Insieme ai nonni, hanno costruito anche la compostiera. Lo racconta Valentina, quinta B: «È fatta a strati. Sopra si mettono i rifiuti organici, noi li portiamo anche da casa, abbiamo spiegato ai nostri genitori che è importante. Lo strato in fondo è quello della terra concimata che si chiama "compost" e si ottiene più o meno in otto mesi. Noi non usiamo né concimi chimici né pesticidi, mai». Riccardo "arieggia" il terreno sforacchiandolo con la punta di un forcone della sua taglia: «Così respira e diventa più fertile. Poi ci mettiamo della paglia sopra, in modo che non si indurisca».
Tra una visita al vecchio mulino e un laboratorio di cucina, dove si fanno il pane e la pasta insieme alle nonne, si è realizzato pure il miracolo estremo: bambini che mangiano la verdura! Giorgia rivela di avere detto alla sua mamma che i broccoli della mensa sono più buoni di quelli di casa. «Abbiamo imparato a mangiare la frutta e la verdura di stagione, che è più gustosa e costa meno, e soprattutto è locale. Se viaggia poco, inquina poco perché non la devono trasportare i camion». A proposito: è anche successo che i ragazzini della scuola "Catti" si siano accorti che in mensa veniva servita acqua minerale umbra. «Con tutta l´acqua che abbiamo in Piemonte! E allora hanno chiesto di cambiare fornitori. Sono tremendi, leggono tutte le etichette», dice la maestra-trattore. «Insieme all´insegnante di matematica abbiamo fatto un lavoro sulle distanze che percorrono i cibi e sui costi che variano secondo i periodi dell´anno. Così i bambini imparano un po´ di statistica, di geografia e magari suggeriscono alle famiglie come si dovrebbe fare la spesa».

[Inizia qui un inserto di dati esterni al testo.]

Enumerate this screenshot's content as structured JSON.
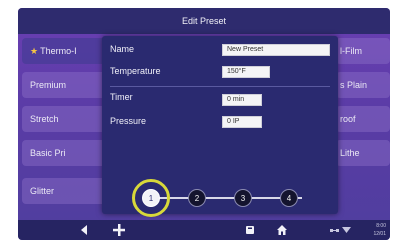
{
  "window": {
    "title": "Edit Preset"
  },
  "background_list": {
    "left_items": [
      "Thermo-I",
      "Premium",
      "Stretch",
      "Basic Pri",
      "Glitter"
    ],
    "right_items": [
      "l-Film",
      "s Plain",
      "roof",
      "Lithe"
    ]
  },
  "dialog": {
    "name_label": "Name",
    "name_value": "New Preset",
    "temperature_label": "Temperature",
    "temperature_value": "150°F",
    "timer_label": "Timer",
    "timer_value": "0 min",
    "pressure_label": "Pressure",
    "pressure_value": "0 IP",
    "steps": [
      "1",
      "2",
      "3",
      "4"
    ],
    "active_step": 1,
    "highlight_color": "#d8d83a"
  },
  "bottom_bar": {
    "icons": [
      "back-icon",
      "add-icon",
      "storage-icon",
      "home-icon",
      "network-icon",
      "wifi-icon"
    ],
    "status_time_line1": "8:00",
    "status_time_line2": "12/01"
  },
  "colors": {
    "title_bar": "#2e2b6e",
    "dialog_bg": "#2a2a70",
    "screen_top": "#6b3fb3"
  }
}
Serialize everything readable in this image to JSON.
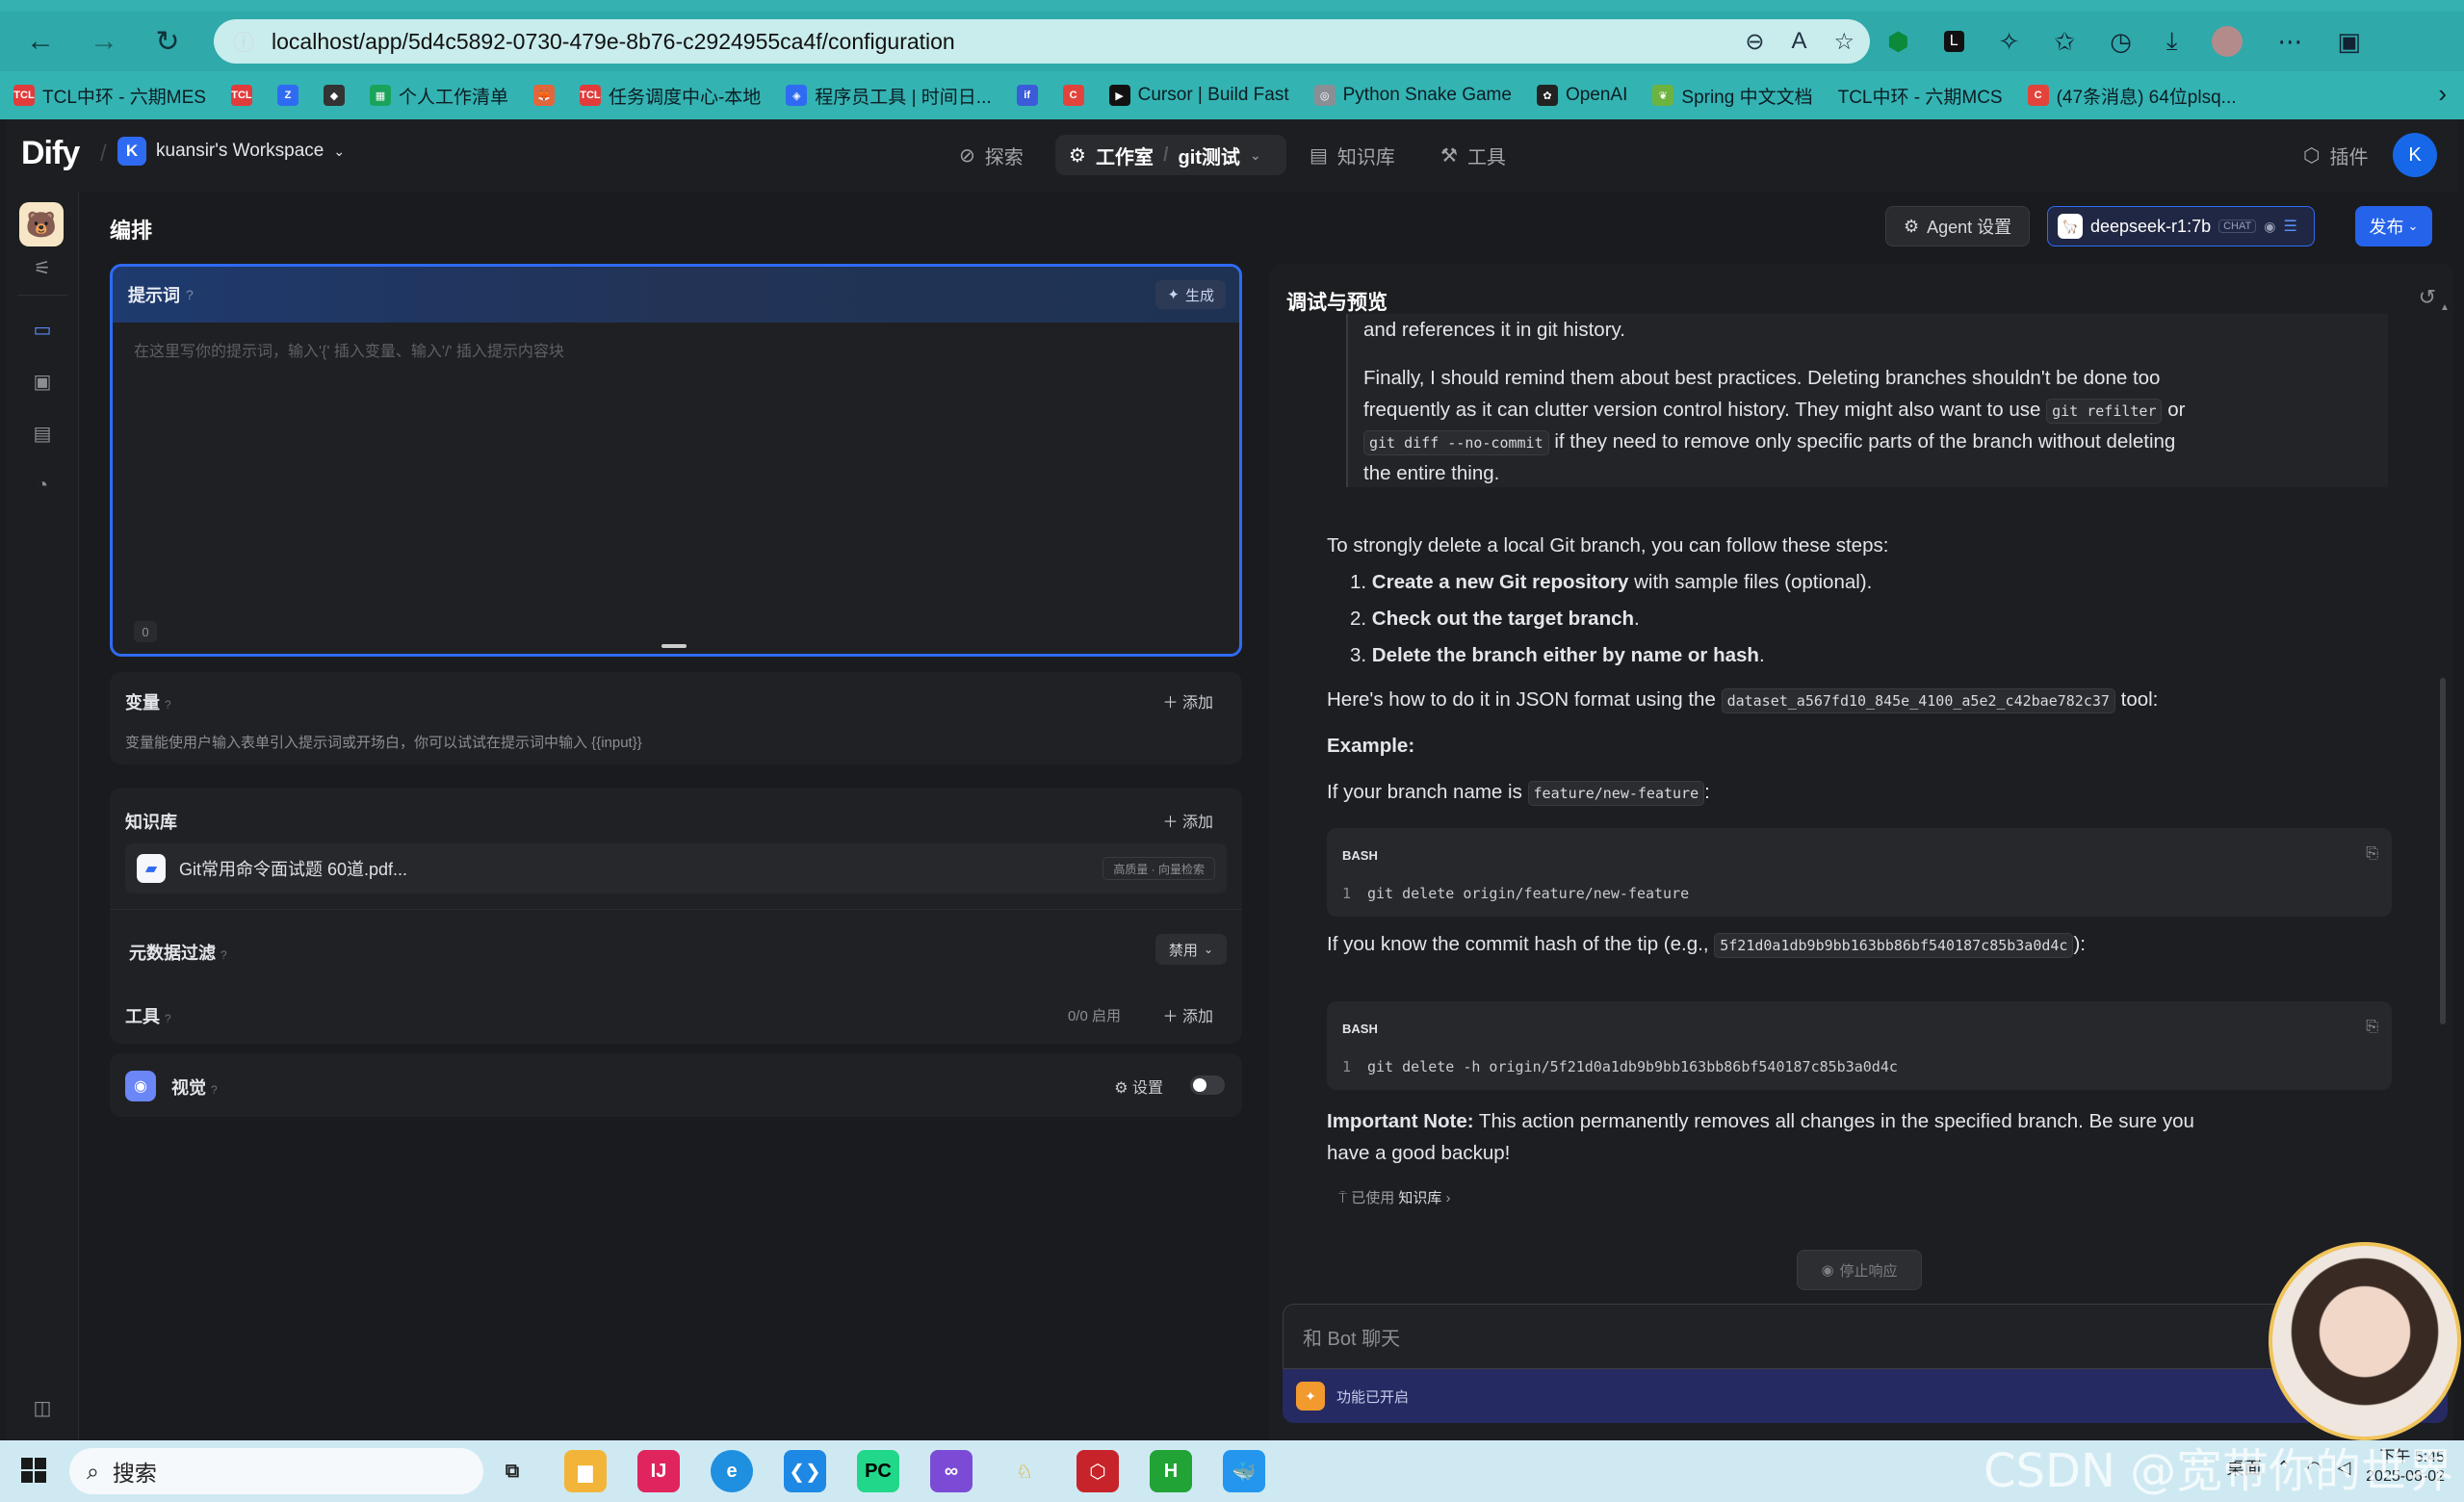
{
  "browser": {
    "url": "localhost/app/5d4c5892-0730-479e-8b76-c2924955ca4f/configuration",
    "bookmarks": [
      {
        "label": "TCL中环 - 六期MES",
        "color": "#e23b3b",
        "ic": "TCL"
      },
      {
        "label": "",
        "color": "#e23b3b",
        "ic": "TCL"
      },
      {
        "label": "",
        "color": "#2f6bf2",
        "ic": "Z"
      },
      {
        "label": "",
        "color": "#333",
        "ic": "◆"
      },
      {
        "label": "个人工作清单",
        "color": "#1aa35a",
        "ic": "▦"
      },
      {
        "label": "",
        "color": "#e2663b",
        "ic": "🦊"
      },
      {
        "label": "任务调度中心-本地",
        "color": "#e23b3b",
        "ic": "TCL"
      },
      {
        "label": "程序员工具 | 时间日...",
        "color": "#2f6bf2",
        "ic": "◈"
      },
      {
        "label": "",
        "color": "#3b5bd9",
        "ic": "if"
      },
      {
        "label": "",
        "color": "#e2443b",
        "ic": "C"
      },
      {
        "label": "Cursor | Build Fast",
        "color": "#111",
        "ic": "▶"
      },
      {
        "label": "Python Snake Game",
        "color": "#8a8f96",
        "ic": "◎"
      },
      {
        "label": "OpenAI",
        "color": "#222",
        "ic": "✿"
      },
      {
        "label": "Spring 中文文档",
        "color": "#6db33f",
        "ic": "❦"
      },
      {
        "label": "TCL中环 - 六期MCS",
        "color": "#34b3b3",
        "ic": ""
      },
      {
        "label": "(47条消息) 64位plsq...",
        "color": "#e2443b",
        "ic": "C"
      }
    ]
  },
  "app": {
    "logo": "Dify",
    "workspace_initial": "K",
    "workspace": "kuansir's Workspace",
    "nav": {
      "explore": "探索",
      "studio": "工作室",
      "app_name": "git测试",
      "knowledge": "知识库",
      "tools": "工具",
      "plugins": "插件"
    },
    "user_initial": "K",
    "page_title": "编排",
    "agent_settings": "Agent 设置",
    "model": "deepseek-r1:7b",
    "model_badge": "CHAT",
    "publish": "发布"
  },
  "prompt": {
    "title": "提示词",
    "generate": "生成",
    "placeholder": "在这里写你的提示词，输入'{' 插入变量、输入'/' 插入提示内容块",
    "count": "0"
  },
  "variables": {
    "title": "变量",
    "add": "添加",
    "desc": "变量能使用户输入表单引入提示词或开场白，你可以试试在提示词中输入 {{input}}"
  },
  "knowledge": {
    "title": "知识库",
    "add": "添加",
    "file": "Git常用命令面试题 60道.pdf...",
    "tag": "高质量 · 向量检索",
    "metadata_filter": "元数据过滤",
    "metadata_value": "禁用"
  },
  "tools": {
    "title": "工具",
    "count": "0/0 启用",
    "add": "添加"
  },
  "vision": {
    "title": "视觉",
    "settings": "设置"
  },
  "debug": {
    "title": "调试与预览",
    "think_lines": [
      "and references it in git history.",
      "Finally, I should remind them about best practices. Deleting branches shouldn't be done too",
      "frequently as it can clutter version control history. They might also want to use",
      "git refilter",
      "or",
      "git diff --no-commit",
      "if they need to remove only specific parts of the branch without deleting",
      "the entire thing."
    ],
    "intro": "To strongly delete a local Git branch, you can follow these steps:",
    "steps": [
      {
        "bold": "Create a new Git repository",
        "rest": " with sample files (optional)."
      },
      {
        "bold": "Check out the target branch",
        "rest": "."
      },
      {
        "bold": "Delete the branch either by name or hash",
        "rest": "."
      }
    ],
    "json_pre": "Here's how to do it in JSON format using the",
    "json_tool": "dataset_a567fd10_845e_4100_a5e2_c42bae782c37",
    "json_post": "tool:",
    "example": "Example:",
    "branch_pre": "If your branch name is",
    "branch_name": "feature/new-feature",
    "branch_post": ":",
    "code1_lang": "BASH",
    "code1_line": "1",
    "code1": "git delete origin/feature/new-feature",
    "hash_pre": "If you know the commit hash of the tip (e.g.,",
    "hash_val": "5f21d0a1db9b9bb163bb86bf540187c85b3a0d4c",
    "hash_post": "):",
    "code2_lang": "BASH",
    "code2_line": "1",
    "code2": "git delete -h origin/5f21d0a1db9b9bb163bb86bf540187c85b3a0d4c",
    "note_bold": "Important Note:",
    "note_rest": " This action permanently removes all changes in the specified branch. Be sure you",
    "note_rest2": "have a good backup!",
    "used_kb_pre": "已使用",
    "used_kb": "知识库",
    "stop": "停止响应",
    "input_placeholder": "和 Bot 聊天",
    "features_on": "功能已开启"
  },
  "taskbar": {
    "search": "搜索",
    "desktop": "桌面",
    "time": "下午 5:45",
    "date": "2025-08-02"
  },
  "watermark": "CSDN @宽带你的世界"
}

Zappano, strappano le erbacce, annaffiano («solo la terra e mai la pianta»), spingono la carriola, ascoltano i nonni, aiutano i più piccoli. Ma cos´è, il paradiso dell´educazione? La vera riforma della scuola, magari? «Noi vogliamo solo conoscere. I bambini prendono le erbe, le fanno seccare, le plastificano tra due fogli trasparenti e poi scrivono la loro ricerca». Tutto semplice, sporcandosi le scarpe e le mani. E quelle stesse erbe le macinano, le mettono nei sacchetti e poi le vendono al mercatino: con il ricavato si comprano le cose utili all´orto, per esempio il sangue di bue secco che è un ottimo concime, oppure il "litotamnio", una polvere di alghe coralline: «Soffoca i pidocchietti», spiega Marika. «Invece l´euforbia è repellente, tiene lontani i topi e le talpe». Secondo miracolo, dopo quello della verdura nel piatto: topi e vermi non fanno schifo ai bambini. Anzi, Riccardo ha piazzato sotto il naso della maestra un bastoncino dove un bel millepiedi arancione fa il contorsionista. «Prendere in mano le bestioline e osservarle, questo è davvero educativo. Abbiamo anche girato un piccolo film sui lombrichi».
E poi naturalmente si mangia. L´anno scorso, con sette enormi zucche hanno preparato il risotto per tutta la scuola. Nell´orto ci sono quattro varietà di peperoncini, vicino a fiori all´apparenza gentili («però attenzione, il mughetto è velenoso!») e alle piante da frutto messe lì dai nonni: un melograno, un fico, tre varietà di meli antichi della Valgrana e quattro ciliegi donati dal sindaco di Pecetto. Uno scambio culturale niente male: a Pecetto, il paese delle ciliegie, San Mauro ha risposto con le sue favolose fragole. Le stesse che cresceranno nel campo della scuola: ora sono un tappeto di fiori bianchi, ma tra poco diventeranno rosse e succose. Sul loro destino vigila, sotto il sole tiepido di aprile, uno spaventapasseri vestito da sposa.